A growing number of environmental contaminants have been
proved
to have reproductive toxicity to males and females. However, the unclear
toxicological mechanism of reproductive toxicants limits the development
of virtual screening methods. By consolidating androgen (AR)-/estrogen
receptors (ERs)-mediated adverse outcome pathways (AOPs) with more
than 8000 chemical substances, we uncovered relationships between
chemical features, a series of pathway-related effects, and reproductive
apical outcomeschanges in sex organ weights. An AOP-based
computational model named RepTox was developed and evaluated to predict
and characterize chemicals’ reproductive toxicity for males
and females. Results showed that RepTox has three outstanding advantages.
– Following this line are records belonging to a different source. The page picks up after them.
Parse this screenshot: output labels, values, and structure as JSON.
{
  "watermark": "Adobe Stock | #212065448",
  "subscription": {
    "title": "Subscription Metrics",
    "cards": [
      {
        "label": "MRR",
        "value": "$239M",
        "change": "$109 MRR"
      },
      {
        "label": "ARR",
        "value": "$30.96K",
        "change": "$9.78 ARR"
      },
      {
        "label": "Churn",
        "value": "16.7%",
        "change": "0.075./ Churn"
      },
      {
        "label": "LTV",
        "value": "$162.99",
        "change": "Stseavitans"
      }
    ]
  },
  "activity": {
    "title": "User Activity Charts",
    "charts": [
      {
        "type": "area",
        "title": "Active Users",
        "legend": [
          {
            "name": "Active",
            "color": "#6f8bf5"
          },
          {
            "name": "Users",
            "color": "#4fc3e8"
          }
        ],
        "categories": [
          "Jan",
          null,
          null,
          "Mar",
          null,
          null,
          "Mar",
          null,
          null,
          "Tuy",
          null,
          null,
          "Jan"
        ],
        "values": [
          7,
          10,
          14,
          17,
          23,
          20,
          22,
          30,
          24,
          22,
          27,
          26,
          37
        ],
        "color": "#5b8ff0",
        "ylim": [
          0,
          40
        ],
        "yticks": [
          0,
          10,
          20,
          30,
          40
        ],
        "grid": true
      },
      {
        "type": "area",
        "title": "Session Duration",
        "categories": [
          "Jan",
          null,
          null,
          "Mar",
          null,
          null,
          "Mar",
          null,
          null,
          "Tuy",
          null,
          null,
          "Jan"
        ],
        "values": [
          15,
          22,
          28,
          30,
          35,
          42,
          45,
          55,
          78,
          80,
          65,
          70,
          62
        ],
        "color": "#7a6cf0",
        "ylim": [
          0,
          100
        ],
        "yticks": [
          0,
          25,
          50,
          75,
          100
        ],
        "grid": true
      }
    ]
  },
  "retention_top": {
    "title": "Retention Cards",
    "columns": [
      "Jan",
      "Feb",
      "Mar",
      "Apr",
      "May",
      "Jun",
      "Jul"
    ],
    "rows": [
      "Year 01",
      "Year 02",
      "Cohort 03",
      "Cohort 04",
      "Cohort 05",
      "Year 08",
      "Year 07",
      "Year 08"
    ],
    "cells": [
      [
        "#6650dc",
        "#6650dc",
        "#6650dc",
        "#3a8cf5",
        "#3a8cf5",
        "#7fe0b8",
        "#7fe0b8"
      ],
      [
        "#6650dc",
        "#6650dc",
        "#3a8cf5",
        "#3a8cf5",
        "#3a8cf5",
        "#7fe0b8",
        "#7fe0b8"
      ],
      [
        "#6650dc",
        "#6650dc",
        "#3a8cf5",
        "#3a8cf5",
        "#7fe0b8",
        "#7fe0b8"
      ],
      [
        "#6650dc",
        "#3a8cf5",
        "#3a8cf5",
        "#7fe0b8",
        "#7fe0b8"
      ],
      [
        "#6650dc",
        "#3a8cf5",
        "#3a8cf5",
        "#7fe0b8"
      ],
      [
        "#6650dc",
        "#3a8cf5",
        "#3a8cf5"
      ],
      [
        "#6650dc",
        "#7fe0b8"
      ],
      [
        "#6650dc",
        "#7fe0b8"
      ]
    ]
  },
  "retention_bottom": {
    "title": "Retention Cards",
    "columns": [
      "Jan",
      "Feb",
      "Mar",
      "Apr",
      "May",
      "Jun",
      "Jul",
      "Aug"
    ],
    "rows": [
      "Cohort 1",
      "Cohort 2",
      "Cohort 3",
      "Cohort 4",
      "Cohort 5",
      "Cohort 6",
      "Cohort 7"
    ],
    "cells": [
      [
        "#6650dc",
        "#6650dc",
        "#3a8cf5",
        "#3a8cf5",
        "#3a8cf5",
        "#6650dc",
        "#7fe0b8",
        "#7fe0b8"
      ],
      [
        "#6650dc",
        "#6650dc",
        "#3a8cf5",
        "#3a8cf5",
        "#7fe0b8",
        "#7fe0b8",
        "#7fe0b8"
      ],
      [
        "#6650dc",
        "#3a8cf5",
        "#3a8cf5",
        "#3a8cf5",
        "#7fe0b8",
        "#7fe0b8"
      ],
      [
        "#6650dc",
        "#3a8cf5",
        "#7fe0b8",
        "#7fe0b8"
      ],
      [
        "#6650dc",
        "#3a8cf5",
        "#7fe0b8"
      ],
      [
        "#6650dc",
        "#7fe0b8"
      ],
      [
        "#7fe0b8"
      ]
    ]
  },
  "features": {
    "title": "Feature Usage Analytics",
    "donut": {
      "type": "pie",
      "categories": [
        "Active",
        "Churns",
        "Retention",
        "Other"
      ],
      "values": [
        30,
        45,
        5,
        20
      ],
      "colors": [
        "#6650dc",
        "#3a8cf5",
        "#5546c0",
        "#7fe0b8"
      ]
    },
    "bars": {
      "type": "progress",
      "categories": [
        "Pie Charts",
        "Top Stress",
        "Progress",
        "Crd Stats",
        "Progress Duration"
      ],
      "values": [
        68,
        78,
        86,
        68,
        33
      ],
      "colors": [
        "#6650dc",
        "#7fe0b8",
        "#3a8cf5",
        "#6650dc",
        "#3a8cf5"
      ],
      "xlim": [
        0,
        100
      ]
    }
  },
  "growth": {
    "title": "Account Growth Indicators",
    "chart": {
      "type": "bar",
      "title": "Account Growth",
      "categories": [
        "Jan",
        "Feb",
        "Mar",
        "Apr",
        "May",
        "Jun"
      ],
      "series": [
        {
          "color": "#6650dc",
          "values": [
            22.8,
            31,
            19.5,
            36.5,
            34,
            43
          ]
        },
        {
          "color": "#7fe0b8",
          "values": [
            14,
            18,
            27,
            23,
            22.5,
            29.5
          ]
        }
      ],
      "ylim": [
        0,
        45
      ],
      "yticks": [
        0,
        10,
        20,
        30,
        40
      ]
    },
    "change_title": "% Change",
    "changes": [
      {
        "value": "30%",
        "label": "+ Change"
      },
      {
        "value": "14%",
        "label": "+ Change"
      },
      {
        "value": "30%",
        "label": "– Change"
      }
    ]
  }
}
(I) Compared with the traditional models (37 and 81% accuracy, respectively),
AOP significantly improved the predictive robustness of RepTox (96.3%
accuracy). (II) Compared with the application domain (AD) of models
based on small in vivo datasets, AOP expanded the
ADs of RepTox by 1.65-fold for male and 3.77-fold for female, respectively.
(III) RepTox implied that hydrophobicity, cyclopentanol substructure,
and several topological indices (e.g., hydrogen-bond
acceptors) were important, unbiased features associated with reproductive
toxicants. Finally, RepTox was applied to the inventory of existing
chemical substances of China and identified 2100 and 7281 potential
toxicants to the male and female reproductive systems, respectively.